薬で覚醒した主人公エディ(ブラッドリー・クーパー)が、まずゴミ溜めのような部屋を片づけ、身なりを整えることから変化を始めるのも、SF的サクセスストーリーに日常のリアリティを与える効果がある。聞いただけで外国語がペラペラになるのはご愛敬としても、頭の中で渦を巻いていた言葉がスラスラと文章になり、知識の断片が体系的につながって価値ある情報に変わることは誰にでも起こりうること。酷使しすぎた脳が悲鳴をあげて命に危険をもたらすリスクだって当然あるだろう。

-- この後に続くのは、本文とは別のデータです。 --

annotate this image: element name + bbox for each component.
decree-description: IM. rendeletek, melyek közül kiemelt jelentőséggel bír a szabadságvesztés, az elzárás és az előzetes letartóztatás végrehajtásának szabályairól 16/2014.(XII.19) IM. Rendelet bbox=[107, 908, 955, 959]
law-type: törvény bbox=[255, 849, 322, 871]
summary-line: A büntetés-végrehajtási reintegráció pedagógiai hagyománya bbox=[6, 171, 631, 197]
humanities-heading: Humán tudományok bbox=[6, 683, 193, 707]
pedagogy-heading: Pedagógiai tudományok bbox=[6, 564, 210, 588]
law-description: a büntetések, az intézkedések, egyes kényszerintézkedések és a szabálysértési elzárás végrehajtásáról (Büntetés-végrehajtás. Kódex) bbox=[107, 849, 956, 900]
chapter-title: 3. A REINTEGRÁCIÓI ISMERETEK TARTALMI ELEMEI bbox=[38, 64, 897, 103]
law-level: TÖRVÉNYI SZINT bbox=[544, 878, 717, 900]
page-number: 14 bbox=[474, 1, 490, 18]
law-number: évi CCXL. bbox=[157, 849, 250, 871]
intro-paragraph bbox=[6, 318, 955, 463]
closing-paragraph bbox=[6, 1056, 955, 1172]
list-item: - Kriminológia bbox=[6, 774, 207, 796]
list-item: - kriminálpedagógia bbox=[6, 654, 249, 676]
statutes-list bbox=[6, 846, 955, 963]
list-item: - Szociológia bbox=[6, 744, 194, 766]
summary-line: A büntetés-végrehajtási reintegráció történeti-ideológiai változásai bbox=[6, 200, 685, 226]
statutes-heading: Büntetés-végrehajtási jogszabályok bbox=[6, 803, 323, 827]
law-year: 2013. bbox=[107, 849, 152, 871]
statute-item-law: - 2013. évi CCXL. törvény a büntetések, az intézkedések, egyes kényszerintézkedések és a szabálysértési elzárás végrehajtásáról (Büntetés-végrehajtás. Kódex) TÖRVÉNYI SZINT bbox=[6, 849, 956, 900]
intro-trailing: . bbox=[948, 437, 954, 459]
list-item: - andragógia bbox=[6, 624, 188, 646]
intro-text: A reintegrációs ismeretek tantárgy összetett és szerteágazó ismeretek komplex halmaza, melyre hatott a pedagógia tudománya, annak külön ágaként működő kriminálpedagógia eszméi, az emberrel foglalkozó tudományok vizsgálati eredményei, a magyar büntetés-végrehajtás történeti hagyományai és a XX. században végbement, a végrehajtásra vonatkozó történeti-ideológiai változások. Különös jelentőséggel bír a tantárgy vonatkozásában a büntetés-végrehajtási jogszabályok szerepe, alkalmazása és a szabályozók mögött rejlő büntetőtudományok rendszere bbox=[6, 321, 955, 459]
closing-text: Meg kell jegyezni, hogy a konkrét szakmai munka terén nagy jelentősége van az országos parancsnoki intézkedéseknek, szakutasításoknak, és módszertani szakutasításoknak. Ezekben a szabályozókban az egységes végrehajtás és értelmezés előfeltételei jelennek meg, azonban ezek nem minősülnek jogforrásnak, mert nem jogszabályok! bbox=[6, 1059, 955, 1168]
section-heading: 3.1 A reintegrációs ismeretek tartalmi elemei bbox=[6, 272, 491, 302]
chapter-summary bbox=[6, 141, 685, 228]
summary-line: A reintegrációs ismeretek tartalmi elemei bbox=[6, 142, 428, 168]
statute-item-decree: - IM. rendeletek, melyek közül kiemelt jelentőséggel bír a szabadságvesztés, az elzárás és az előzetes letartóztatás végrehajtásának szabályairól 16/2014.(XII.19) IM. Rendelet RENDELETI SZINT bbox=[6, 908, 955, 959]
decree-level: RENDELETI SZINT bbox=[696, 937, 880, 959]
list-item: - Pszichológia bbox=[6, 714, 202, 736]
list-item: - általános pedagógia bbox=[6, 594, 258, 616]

そんな、生と死が紙一重の薬を上手く利用してサスペンスを構築したテクニックはなかなか。スピード感150%のカメラワークと編集でドラマに引きずり込むパワーも抜群だ。自分はリスクを冒さずに、薬を与えた人間をコントロールしようとするフィクサー役がもっと描き込まれていれば完璧だった。そこを膨らませて、世界中の重要人物はみんなこの薬が作りだしたという大型SFホラーにする手もあったかもしれない。